Securing API Requests with MD5 Hashing and Salt Key in Postman

Modified on Thu, 18 Apr 2024 at 06:50 PM

MD5 algorithm

MD5, short for Message Digest Algorithm 5, is a cryptographic hash function that generates a unique 128-bit hash value, often represented as a 32-character hexadecimal number. This hash value is used to verify data integrity and ensure that the data has not been tampered with during transmission or storage.

When creating an MD5 hash value with a salt key, the salt key is a random value added to the input data before hashing. This approach ensures that even if the same input data is hashed multiple times, the resulting hash values will differ due to the unique salt key. This added complexity enhances security by making it harder for attackers to crack the hash.

Creating an MD5 Hash Value with a Salt Key using a Custom Code

The following code snippet is for Postman, a tool used for API testing. It demonstrates how to create an MD5 hash value with a salt key for a request body in Postman. This method is designed to manage API requests while ensuring the accuracy and security of data through hash calculations.
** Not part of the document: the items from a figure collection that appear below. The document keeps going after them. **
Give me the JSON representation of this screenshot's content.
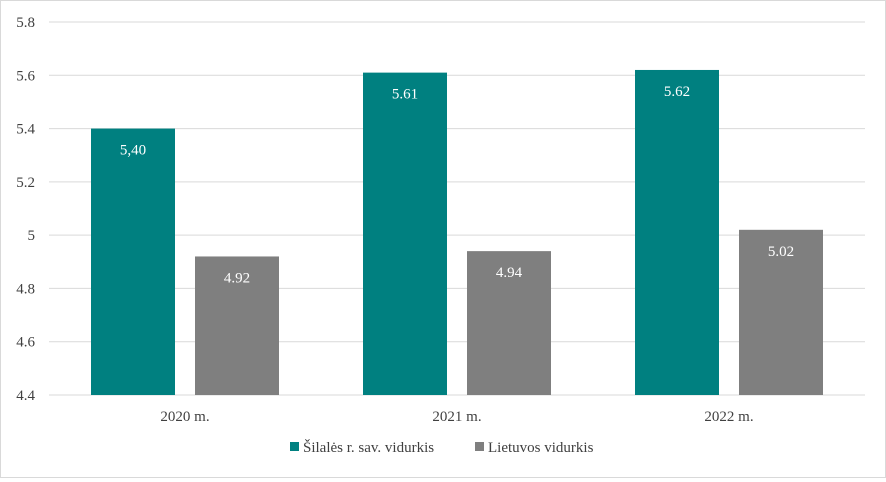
{
  "chart_data": {
    "type": "bar",
    "categories": [
      "2020 m.",
      "2021 m.",
      "2022 m."
    ],
    "series": [
      {
        "name": "Šilalės r. sav. vidurkis",
        "values": [
          5.4,
          5.61,
          5.62
        ],
        "labels": [
          "5,40",
          "5.61",
          "5.62"
        ],
        "color": "#008080"
      },
      {
        "name": "Lietuvos vidurkis",
        "values": [
          4.92,
          4.94,
          5.02
        ],
        "labels": [
          "4.92",
          "4.94",
          "5.02"
        ],
        "color": "#7f7f7f"
      }
    ],
    "ylim": [
      4.4,
      5.8
    ],
    "yticks": [
      {
        "value": 5.8,
        "label": "5.8"
      },
      {
        "value": 5.6,
        "label": "5.6"
      },
      {
        "value": 5.4,
        "label": "5.4"
      },
      {
        "value": 5.2,
        "label": "5.2"
      },
      {
        "value": 5.0,
        "label": "5"
      },
      {
        "value": 4.8,
        "label": "4.8"
      },
      {
        "value": 4.6,
        "label": "4.6"
      },
      {
        "value": 4.4,
        "label": "4.4"
      }
    ],
    "grid": true,
    "legend_position": "bottom",
    "gridline_color": "#d9d9d9"
  }
}
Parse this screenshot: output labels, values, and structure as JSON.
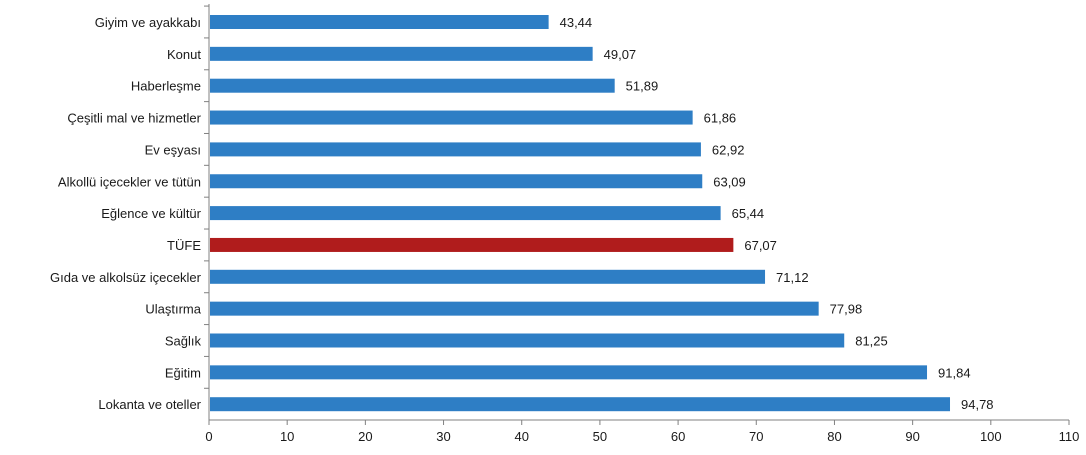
{
  "chart_data": {
    "type": "bar",
    "orientation": "horizontal",
    "title": "",
    "xlabel": "",
    "ylabel": "",
    "xlim": [
      0,
      110
    ],
    "ticks": [
      0,
      10,
      20,
      30,
      40,
      50,
      60,
      70,
      80,
      90,
      100,
      110
    ],
    "grid": false,
    "decimal_separator": ",",
    "colors": {
      "default": "#2e7ec5",
      "highlight": "#b01c1c",
      "axis": "#808080"
    },
    "categories": [
      "Giyim ve ayakkabı",
      "Konut",
      "Haberleşme",
      "Çeşitli mal ve hizmetler",
      "Ev eşyası",
      "Alkollü içecekler ve tütün",
      "Eğlence ve kültür",
      "TÜFE",
      "Gıda ve alkolsüz içecekler",
      "Ulaştırma",
      "Sağlık",
      "Eğitim",
      "Lokanta ve oteller"
    ],
    "values": [
      43.44,
      49.07,
      51.89,
      61.86,
      62.92,
      63.09,
      65.44,
      67.07,
      71.12,
      77.98,
      81.25,
      91.84,
      94.78
    ],
    "value_labels": [
      "43,44",
      "49,07",
      "51,89",
      "61,86",
      "62,92",
      "63,09",
      "65,44",
      "67,07",
      "71,12",
      "77,98",
      "81,25",
      "91,84",
      "94,78"
    ],
    "highlight_category": "TÜFE"
  }
}
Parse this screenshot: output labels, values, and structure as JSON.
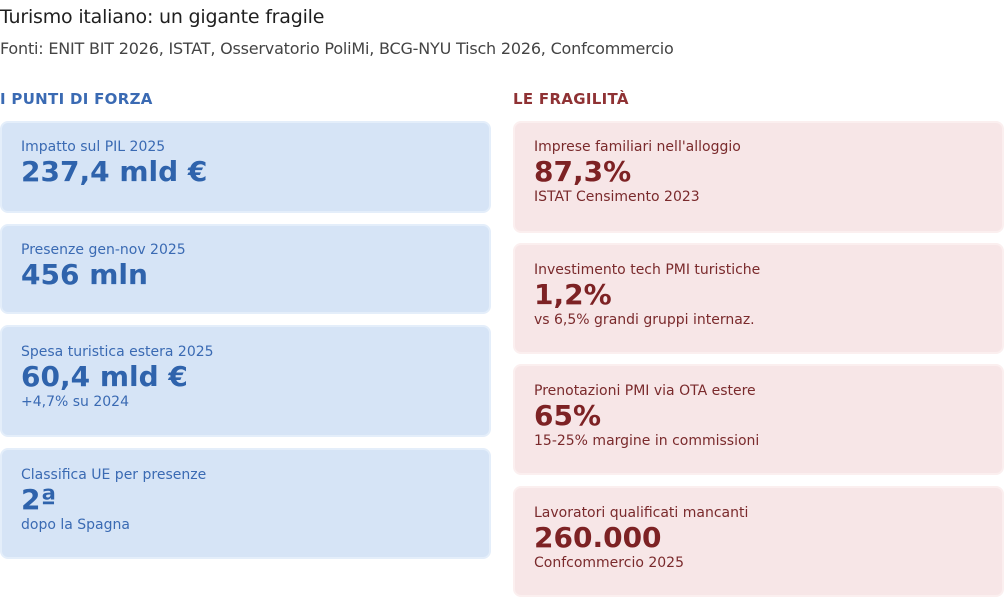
{
  "title": "Turismo italiano: un gigante fragile",
  "subtitle": "Fonti: ENIT BIT 2026, ISTAT, Osservatorio PoliMi, BCG-NYU Tisch 2026, Confcommercio",
  "strengths": {
    "heading": "I PUNTI DI FORZA",
    "cards": [
      {
        "label": "Impatto sul PIL 2025",
        "value": "237,4 mld €",
        "note": ""
      },
      {
        "label": "Presenze gen-nov 2025",
        "value": "456 mln",
        "note": ""
      },
      {
        "label": "Spesa turistica estera 2025",
        "value": "60,4 mld €",
        "note": "+4,7% su 2024"
      },
      {
        "label": "Classifica UE per presenze",
        "value": "2ª",
        "note": "dopo la Spagna"
      }
    ]
  },
  "weaknesses": {
    "heading": "LE FRAGILITÀ",
    "cards": [
      {
        "label": "Imprese familiari nell'alloggio",
        "value": "87,3%",
        "note": "ISTAT Censimento 2023"
      },
      {
        "label": "Investimento tech PMI turistiche",
        "value": "1,2%",
        "note": "vs 6,5% grandi gruppi internaz."
      },
      {
        "label": "Prenotazioni PMI via OTA estere",
        "value": "65%",
        "note": "15-25% margine in commissioni"
      },
      {
        "label": "Lavoratori qualificati mancanti",
        "value": "260.000",
        "note": "Confcommercio 2025"
      }
    ]
  },
  "colors": {
    "strength_bg": "#d6e4f6",
    "strength_text": "#2f63ac",
    "weakness_bg": "#f7e6e7",
    "weakness_text": "#7d2224"
  }
}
This example Java method, setAPIRequest, performs several operations related to API requests:

public void setAPIRequest(String param,int index,String page,String XpathKey, String identifier)

   {
     param=CommonUtil.GetData(param);
     param = RestAssuredUtil.getValueFromAPiResponse(param);
     param = RestAssuredUtil.getApipayloadDict(param);

     try {

   String xyz=param.replaceAll(" ", "").replaceAll(",\"hash\":\"@md5Hash\"", "");
   //xyz=xyz.replaceAll(",\"validateHash\":true", "");
   String saltkey = "Nd-T+tS-KyZu";
   String xyzone =xyz+saltkey;
   System.out.println("valuexyzone=" + xyzone);
     MessageDigest md = MessageDigest.getInstance("MD5");
   //  md.update(saltkey.getBytes());
      byte[] messageDigest = md.digest(xyzone.getBytes());
      BigInteger no = new BigInteger(1, messageDigest);
      String hashtext = no.toString(16);
        while (hashtext.length() < 32) {
            hashtext = "0" + hashtext;
            System.out.println("hashtext=" + hashtext);
        }
        param=param.replaceAll("@md5Hash", hashtext);
     }

     catch(Exception e) {}
     ExtentCucumberAdapter.addTestStepLog("Request param : "+param);
     RestAssuredUtil.setRequestParameters(param);
   }

The following table provides code-line arguments:

Code-line	Description
param=CommonUtil.GetData(param);	Uses the CommonUtil class to retrieve data for the param string.
param = RestAssuredUtil.getValueFromAPiResponse(param);	Uses the RestAssuredUtil class to get a value from the API response and updates the param string.
param = RestAssuredUtil.getApipayloadDict(param);	Uses the RestAssuredUtil class to get the API payload dictionary and updates the param string.
String xyz=param.replaceAll(" ", "").replaceAll(",\"hash\":\"@md5Hash\"", "");	Performs string manipulation on the param string to remove spaces and a specific substring related to a hash.
String saltkey = "Nd-T+tS-KyZu";	Defines a salt key used for cryptographic hashing.
String xyzone = xyz + saltkey;	Concatenates the manipulated param string with the salt key.
MessageDigest md = MessageDigest.getInstance("MD5");	Gets an instance of the MessageDigest class for MD5 hashing.
byte[] messageDigest = md.digest(xyzone.getBytes());	Computes the MD5 hash of the concatenated string xyzone.
String hashtext = no.toString(16);	Converts the BigInteger hash value to a hexadecimal string representation.
while (hashtext.length() < 32) { hashtext = "0" + hashtext; }	Ensures that the hexadecimal hash string is 32 characters long by adding leading zeros if necessary.
param=param.replaceAll("@md5Hash", hashtext);	Replaces a placeholder (@md5Hash) in the param string with the computed hash value.
ExtentCucumberAdapter.addTestStepLog("Request param : "+param);	Logs the updated param string for debugging or logging purposes.
RestAssuredUtil.setRequestParameters(param);	Sets the updated param string as the request parameters for further use in the API request.